La parole est à M. Jean-René Cazeneuve, rapporteur spécial.
J’ai été assez surpris de vous entendre dire tout à l’heure que vous étiez là pour les régions, monsieur Molac : nous sommes là pour défendre l’intérêt général et pas celui de telle ou telle structure, fût-elle élue. C’est une précision qui me paraît importante.
Ce n’est pas tout à fait ce qu’il a dit !
Nous nous étions engagés vis-à-vis des collectivités territoriales à compenser à l’euro près toute modification de la fiscalité. Cet amendement vient prouver une fois de plus, malgré les dénégations des uns et des autres, que nous faisons exactement ce à quoi nous nous sommes engagés.S’agissant en particulier de l’accord passé entre les régions et le Gouvernement relativement à la CVAE – nous en reparlerons à propos de la péréquation –, l’État a tenu l’intégralité de ses engagements et je ne suis pas certain que la réciproque soit vraie. En substituant des recettes de TVA à la CVAE, l’État a permis aux régions de se prémunir d’une baisse de ressources qui aurait pu être abyssale.
Eh oui !
Je vous rappelle qu’au moment où cet accord a été passé, on parlait d’une chute de 20 % des recettes de CVAE, soit 2 milliards de moins chaque année pour les régions. L’État s’était donc engagé sur une compensation à l’euro près par une ressource dynamique. De ce point de vue, les régions ont bénéficié du système de compensation le plus important face à cette crise.À ce propos, et puisque vous m’invitez à en parler (Sourires), il n’est pas tout à fait juste de dire que la DGF est stable, madame la ministre. Je l’ai dit 250 fois, la part de DGF des régions a été remplacée par des recettes de TVA. Celles-ci augmentant chaque année, la DGF augmente elle aussi chaque année, surtout pour les régions. (Applaudissements sur les bancs du groupe LaREM.)
La parole est à M. le secrétaire d’État chargé de la ruralité, pour soutenir l’amendement no 1658.
Mme la ministre a rappelé les conditions d’évolution de la dotation pour la protection de la biodiversité, qui devrait d’ailleurs prendre le nom de « dotation de soutien aux communes pour la protection de la biodiversité et la valorisation des aménités rurales » afin que son nom corresponde à la réalité de ce qu’elle est devenue.Nous vous proposons par cet amendement de doubler l’enveloppe initialement prévue, la moitié de ces crédits supplémentaires provenant d’un redéploiement budgétaire.
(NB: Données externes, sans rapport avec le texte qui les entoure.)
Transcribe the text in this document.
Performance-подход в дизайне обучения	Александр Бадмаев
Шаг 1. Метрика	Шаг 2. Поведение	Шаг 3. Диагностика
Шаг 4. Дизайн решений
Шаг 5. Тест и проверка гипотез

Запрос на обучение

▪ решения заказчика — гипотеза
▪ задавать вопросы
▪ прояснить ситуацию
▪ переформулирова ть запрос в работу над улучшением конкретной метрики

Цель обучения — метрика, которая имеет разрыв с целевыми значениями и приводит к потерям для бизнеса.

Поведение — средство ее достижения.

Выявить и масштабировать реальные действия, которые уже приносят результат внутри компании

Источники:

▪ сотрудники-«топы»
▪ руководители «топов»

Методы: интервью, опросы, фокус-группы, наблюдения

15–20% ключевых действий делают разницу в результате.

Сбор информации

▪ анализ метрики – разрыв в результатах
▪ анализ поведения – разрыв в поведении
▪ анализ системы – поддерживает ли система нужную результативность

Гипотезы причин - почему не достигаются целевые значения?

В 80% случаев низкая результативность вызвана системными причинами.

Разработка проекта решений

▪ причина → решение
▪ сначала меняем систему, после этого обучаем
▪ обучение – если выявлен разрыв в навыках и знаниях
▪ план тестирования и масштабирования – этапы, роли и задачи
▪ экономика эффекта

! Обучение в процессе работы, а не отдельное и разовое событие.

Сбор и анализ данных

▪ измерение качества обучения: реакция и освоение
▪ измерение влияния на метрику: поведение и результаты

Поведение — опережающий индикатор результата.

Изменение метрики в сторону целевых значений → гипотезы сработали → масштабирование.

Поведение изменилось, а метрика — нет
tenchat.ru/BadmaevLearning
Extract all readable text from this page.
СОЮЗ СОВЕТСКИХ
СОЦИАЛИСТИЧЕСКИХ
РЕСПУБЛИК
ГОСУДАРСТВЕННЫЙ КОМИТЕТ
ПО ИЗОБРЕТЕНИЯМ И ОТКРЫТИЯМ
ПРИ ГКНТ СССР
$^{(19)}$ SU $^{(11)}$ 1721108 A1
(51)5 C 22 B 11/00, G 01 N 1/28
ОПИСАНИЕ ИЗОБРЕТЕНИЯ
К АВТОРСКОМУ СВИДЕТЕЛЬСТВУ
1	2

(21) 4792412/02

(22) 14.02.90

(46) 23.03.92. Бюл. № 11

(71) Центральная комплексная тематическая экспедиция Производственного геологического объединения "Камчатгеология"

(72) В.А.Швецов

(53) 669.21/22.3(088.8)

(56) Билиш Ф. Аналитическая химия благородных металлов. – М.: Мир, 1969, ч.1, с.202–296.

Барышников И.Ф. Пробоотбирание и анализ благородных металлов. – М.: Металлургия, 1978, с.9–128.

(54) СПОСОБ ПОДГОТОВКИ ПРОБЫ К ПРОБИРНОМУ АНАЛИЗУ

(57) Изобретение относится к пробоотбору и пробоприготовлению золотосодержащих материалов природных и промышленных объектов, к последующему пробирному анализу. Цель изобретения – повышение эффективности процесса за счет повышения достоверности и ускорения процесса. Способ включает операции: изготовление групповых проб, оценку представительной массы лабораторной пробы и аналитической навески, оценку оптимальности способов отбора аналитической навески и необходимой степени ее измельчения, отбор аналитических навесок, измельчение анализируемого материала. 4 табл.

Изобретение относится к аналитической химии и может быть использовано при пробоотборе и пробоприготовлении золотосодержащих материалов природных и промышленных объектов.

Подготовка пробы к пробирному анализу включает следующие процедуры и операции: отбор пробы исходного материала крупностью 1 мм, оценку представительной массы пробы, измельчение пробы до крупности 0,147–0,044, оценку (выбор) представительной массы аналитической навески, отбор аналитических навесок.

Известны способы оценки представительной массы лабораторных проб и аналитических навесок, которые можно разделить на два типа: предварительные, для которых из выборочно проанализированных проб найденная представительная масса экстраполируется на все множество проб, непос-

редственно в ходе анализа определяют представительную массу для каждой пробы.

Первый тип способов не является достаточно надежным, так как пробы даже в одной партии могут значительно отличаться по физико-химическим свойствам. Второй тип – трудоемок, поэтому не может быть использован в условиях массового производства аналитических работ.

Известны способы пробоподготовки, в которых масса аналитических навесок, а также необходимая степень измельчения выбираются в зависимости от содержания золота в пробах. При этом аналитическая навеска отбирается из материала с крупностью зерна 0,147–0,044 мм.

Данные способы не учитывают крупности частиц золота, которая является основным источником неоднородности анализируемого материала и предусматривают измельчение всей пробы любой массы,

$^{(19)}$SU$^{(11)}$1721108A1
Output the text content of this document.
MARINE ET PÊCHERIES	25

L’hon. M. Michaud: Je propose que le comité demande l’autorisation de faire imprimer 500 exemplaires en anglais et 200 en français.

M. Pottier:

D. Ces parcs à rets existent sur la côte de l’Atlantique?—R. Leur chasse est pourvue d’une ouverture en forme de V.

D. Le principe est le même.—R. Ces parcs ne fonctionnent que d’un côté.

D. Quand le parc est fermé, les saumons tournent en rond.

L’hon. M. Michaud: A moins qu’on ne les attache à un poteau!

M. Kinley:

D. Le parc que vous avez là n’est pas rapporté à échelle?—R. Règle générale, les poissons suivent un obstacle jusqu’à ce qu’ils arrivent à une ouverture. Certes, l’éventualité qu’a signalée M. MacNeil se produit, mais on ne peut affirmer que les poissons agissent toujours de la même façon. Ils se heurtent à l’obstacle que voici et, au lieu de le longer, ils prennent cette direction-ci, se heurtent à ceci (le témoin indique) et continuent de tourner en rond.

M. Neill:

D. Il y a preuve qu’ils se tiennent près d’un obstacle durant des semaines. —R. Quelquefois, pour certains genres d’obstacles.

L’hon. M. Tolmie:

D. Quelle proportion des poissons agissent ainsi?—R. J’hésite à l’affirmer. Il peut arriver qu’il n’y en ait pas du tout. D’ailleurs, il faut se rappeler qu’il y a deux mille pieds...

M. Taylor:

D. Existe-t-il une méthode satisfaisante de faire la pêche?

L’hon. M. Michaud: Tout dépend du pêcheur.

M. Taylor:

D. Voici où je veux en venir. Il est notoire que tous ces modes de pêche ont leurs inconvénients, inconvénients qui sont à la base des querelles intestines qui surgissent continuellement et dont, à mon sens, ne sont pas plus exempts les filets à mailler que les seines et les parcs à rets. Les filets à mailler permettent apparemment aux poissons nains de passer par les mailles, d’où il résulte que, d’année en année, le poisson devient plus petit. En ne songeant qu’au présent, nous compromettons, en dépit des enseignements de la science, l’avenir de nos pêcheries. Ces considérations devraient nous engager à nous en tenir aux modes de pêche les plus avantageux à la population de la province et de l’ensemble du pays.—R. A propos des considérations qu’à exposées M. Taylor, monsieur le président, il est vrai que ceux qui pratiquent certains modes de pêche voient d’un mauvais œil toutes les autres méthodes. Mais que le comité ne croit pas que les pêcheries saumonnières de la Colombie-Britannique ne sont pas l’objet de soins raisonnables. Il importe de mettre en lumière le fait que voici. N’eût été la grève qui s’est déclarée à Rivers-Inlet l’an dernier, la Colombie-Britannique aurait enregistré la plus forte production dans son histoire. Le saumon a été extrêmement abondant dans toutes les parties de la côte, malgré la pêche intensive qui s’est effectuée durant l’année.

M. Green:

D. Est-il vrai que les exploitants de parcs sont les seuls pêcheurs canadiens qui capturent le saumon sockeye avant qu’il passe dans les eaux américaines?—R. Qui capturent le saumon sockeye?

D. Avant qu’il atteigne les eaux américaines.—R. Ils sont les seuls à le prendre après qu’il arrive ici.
Cela nous permettra, comme cela a été indiqué tout à l’heure, à la fois d’améliorer les conditions relatives aux deux premières fractions, celles relatives à la présence de zones Natura 2000 et également des cœurs de parcs nationaux, et d’ajouter le critère de la présence de parcs naturels régionaux. (M. Daniel Labaronne applaudit.)
Bravo !
Quel est l’avis de la commission ?
Avis favorable, dans la continuité des travaux menés par M. le secrétaire d’État dans son ancienne fonction de rapporteur général. Nous nous étions déjà dits l’année dernière favorables à l’évolution de cette dotation de protection de la biodiversité appelée à se développer dans les prochaines années.
La parole est à Mme Christine Pires Beaune.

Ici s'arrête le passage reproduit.